Pourquoi l’enjeu de l’attribution de la présidence des commissions de l’Assemblée nationale est-il cette année particulièrement fort ? 

L’effectif des commissions reflète celui des assemblées : il est proportionnel à l’importance des groupes. En conséquence, la majorité y est majoritaire, et donc en principe les présidences (désignées par vote des membres de la commission) lui reviennent. Il y a eu quelques exceptions historiques : en 1986, lors de la première cohabitation J. Chirac étant Premier ministre, R. Dumas (PS) fut élu à la présidence de la Commission des affaires étrangères de l’Assemblée nationale et V. Giscard d’Estaing ne récupéra la Présidence que l’année suivante.

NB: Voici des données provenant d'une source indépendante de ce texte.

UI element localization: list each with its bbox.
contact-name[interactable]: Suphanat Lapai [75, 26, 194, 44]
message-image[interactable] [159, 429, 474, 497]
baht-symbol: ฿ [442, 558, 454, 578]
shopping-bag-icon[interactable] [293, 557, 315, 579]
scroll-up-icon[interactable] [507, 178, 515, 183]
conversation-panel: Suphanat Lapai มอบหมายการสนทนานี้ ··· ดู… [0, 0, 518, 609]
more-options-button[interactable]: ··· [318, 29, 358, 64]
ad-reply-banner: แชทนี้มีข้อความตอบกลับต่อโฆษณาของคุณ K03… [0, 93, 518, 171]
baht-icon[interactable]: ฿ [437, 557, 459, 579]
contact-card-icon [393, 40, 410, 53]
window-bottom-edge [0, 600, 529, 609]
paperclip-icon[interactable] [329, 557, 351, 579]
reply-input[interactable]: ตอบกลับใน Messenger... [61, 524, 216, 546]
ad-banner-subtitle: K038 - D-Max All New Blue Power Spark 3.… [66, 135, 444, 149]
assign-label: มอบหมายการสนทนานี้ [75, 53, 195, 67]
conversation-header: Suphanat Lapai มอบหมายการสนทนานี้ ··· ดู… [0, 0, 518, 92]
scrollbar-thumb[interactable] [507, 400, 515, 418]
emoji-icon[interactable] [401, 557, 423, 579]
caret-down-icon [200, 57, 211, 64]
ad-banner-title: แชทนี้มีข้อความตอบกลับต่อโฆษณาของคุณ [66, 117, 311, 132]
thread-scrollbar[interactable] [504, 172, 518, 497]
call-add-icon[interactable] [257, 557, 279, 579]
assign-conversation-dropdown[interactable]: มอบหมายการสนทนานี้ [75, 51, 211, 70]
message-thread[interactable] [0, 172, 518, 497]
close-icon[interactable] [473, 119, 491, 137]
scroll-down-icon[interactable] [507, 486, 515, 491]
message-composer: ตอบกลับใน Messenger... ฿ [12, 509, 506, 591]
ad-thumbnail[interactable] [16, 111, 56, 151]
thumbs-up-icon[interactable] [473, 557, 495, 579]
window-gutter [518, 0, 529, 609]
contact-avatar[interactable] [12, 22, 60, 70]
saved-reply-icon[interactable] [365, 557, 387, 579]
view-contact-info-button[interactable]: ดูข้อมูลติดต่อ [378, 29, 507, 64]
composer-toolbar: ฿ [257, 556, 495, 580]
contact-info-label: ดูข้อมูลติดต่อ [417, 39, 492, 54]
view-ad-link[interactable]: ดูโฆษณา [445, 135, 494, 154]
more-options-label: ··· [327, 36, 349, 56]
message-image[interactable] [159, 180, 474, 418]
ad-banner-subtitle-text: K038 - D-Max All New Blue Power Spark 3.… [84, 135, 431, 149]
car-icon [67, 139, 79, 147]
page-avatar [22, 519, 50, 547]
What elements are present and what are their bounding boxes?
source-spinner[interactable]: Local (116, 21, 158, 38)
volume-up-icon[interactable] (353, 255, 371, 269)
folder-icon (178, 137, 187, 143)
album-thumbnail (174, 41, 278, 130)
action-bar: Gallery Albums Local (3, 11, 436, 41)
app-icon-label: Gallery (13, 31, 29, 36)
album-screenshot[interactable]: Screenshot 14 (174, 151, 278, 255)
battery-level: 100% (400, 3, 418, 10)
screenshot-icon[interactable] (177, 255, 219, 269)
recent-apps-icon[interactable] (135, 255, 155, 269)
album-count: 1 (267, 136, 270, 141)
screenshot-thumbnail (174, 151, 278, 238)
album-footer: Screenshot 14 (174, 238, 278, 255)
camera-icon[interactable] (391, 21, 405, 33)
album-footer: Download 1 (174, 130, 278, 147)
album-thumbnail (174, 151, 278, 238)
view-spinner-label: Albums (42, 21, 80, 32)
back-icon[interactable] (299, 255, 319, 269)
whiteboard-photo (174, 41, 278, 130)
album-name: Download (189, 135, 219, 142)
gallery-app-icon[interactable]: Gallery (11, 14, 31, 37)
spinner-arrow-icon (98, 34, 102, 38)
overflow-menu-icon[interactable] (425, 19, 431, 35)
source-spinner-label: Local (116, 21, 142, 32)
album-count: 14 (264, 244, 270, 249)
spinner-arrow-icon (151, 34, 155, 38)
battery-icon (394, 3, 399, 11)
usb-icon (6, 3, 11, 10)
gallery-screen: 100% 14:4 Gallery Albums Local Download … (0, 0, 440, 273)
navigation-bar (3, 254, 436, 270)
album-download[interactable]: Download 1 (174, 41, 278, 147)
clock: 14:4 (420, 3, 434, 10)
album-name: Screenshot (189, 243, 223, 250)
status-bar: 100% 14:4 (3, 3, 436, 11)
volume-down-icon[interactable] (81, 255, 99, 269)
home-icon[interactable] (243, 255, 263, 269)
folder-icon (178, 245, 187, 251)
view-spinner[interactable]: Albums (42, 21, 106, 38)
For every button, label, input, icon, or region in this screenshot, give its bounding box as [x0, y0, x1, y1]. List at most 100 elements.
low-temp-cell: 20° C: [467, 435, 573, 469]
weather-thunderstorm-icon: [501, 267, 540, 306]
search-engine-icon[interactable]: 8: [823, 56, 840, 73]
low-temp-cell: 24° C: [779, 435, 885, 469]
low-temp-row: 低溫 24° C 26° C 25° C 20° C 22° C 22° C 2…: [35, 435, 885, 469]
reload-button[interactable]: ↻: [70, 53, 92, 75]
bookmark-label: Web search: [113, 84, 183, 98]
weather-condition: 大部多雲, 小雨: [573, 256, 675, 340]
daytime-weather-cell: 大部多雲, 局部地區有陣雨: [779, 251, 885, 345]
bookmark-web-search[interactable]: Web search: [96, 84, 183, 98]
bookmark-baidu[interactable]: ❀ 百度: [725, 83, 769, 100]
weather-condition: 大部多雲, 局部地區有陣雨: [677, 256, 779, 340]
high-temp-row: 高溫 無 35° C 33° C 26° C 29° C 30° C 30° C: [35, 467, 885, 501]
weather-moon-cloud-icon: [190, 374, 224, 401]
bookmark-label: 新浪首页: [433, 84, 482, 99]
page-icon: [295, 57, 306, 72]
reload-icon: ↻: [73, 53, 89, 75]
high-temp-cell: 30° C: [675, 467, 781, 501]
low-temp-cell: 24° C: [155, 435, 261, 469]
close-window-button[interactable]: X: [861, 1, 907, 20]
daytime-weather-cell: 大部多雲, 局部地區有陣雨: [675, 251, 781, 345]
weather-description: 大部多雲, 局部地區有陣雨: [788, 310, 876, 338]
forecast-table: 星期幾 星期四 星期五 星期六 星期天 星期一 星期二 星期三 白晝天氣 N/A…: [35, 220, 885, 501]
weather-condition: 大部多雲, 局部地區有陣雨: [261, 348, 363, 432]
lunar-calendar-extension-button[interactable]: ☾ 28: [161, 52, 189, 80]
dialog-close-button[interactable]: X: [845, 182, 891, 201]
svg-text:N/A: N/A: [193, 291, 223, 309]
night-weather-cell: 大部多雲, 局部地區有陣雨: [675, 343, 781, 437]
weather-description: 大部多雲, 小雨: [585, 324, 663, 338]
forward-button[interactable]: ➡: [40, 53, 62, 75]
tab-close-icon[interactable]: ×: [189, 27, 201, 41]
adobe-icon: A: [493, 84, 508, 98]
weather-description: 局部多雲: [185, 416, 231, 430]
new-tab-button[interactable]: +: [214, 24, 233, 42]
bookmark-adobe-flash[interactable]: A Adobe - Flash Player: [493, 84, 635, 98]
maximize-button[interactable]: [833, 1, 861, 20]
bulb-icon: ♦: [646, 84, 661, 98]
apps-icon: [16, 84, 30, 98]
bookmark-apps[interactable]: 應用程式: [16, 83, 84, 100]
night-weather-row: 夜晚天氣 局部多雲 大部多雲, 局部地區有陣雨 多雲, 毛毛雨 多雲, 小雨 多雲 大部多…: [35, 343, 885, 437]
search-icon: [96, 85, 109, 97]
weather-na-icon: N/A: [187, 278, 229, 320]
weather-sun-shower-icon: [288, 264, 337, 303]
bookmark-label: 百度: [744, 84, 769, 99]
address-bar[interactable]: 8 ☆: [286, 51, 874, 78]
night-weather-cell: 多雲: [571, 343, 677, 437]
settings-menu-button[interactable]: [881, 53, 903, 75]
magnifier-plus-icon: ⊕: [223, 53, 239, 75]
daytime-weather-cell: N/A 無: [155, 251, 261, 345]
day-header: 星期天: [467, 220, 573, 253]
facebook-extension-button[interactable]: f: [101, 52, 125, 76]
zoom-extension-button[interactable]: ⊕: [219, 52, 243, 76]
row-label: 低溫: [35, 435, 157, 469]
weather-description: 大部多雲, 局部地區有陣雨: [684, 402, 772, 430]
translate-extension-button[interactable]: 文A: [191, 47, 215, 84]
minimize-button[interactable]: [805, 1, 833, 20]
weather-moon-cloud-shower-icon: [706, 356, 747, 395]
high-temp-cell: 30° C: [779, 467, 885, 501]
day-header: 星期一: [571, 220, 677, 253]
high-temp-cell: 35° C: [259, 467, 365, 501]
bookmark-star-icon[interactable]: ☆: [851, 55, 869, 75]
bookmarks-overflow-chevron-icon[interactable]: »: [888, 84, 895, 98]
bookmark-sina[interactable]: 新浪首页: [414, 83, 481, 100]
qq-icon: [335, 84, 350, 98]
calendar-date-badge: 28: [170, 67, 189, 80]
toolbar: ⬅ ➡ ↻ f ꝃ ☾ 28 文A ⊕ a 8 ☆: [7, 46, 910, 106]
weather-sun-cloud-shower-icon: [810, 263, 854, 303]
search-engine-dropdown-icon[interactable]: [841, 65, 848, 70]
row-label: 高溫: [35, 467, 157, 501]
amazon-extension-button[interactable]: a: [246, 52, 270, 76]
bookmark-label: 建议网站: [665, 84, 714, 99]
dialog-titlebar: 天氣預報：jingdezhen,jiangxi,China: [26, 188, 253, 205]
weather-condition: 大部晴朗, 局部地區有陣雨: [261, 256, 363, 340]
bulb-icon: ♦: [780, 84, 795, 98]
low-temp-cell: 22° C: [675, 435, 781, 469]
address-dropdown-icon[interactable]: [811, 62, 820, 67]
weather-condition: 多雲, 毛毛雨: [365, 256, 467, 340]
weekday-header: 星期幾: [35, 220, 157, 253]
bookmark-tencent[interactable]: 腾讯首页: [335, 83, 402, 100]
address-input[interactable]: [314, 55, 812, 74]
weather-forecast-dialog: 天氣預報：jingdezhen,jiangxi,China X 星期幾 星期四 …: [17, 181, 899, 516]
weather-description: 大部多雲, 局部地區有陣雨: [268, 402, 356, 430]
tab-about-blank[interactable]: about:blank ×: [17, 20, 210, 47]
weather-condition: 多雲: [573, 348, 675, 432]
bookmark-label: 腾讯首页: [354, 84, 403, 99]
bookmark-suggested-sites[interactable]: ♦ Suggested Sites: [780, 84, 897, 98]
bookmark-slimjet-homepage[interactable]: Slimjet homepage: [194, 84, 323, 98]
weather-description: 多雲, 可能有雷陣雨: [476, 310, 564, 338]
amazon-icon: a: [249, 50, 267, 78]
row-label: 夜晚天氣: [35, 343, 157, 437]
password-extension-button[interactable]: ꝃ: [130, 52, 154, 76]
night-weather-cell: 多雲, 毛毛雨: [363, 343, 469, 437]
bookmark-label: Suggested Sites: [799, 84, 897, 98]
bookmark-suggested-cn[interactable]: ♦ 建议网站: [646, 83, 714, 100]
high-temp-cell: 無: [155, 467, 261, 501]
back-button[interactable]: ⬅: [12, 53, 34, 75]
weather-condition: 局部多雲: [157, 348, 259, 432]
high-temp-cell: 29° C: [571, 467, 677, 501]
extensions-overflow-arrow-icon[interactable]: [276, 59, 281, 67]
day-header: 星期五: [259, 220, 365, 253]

Mais il y existe surtout une exception depuis 2007, où les deux candidats du second tour de l’élection présidentielle, S. Royal et N. Sarkozy, s’accordent sur le fait de confier, s’ils sont élus, la présidence de la Commission des finances à l’opposition. C’est ainsi que l’article 39 du règlement de l’Assemblée nationale prévoit depuis 2009 que : « ne peut être élu à la présidence de la Commission des finances, de l’économie générale et du contrôle budgétaire qu’un député appartenant à un groupe s’étant déclaré d’opposition ». Jusqu’à présent dans chaque assemblée, la tradition parfois contestée veut que ce soit un membre du groupe numériquement le plus important de l’opposition.

Au-delà de cette règle statutaire, une négociation peut toujours avoir lieu pour laisser d’autres présidences à des députés qui ne sont pas membres du principal groupe majoritaire, voire dans la configuration actuelle qui ne seraient pas membres de la majorité. Plus le nombre de groupes est élevé, plus la répartition des postes peut ainsi faire l’objet d’une discussion d’ensemble. Une majorité relative ne peut donc verrouiller les attributions de sièges aussi facilement que lorsque, comme en 2017, un groupe détient à lui seul la majorité absolue au sortir de l’élection législative.

Si la présidence de la Commission des finances incombe à l’opposition, c’est aussi en raison de la partition des pouvoirs en son sein entre le Rapporteur général, qui appartient à la majorité et qui est l’interlocuteur privilégié de Bercy, et le Président lequel dispose du pouvoir de juger de la recevabilité financière des amendements en amont de la discussion. Toute décision d’irrecevabilité de l’amendement, au terme d’une procédure de contrôle systématique, empêche qu’il soit déposé. Le  Président doit donc se comporter dans cette mission en juge impartial. C’est aussi ce qui explique les débats autour de cette présidence.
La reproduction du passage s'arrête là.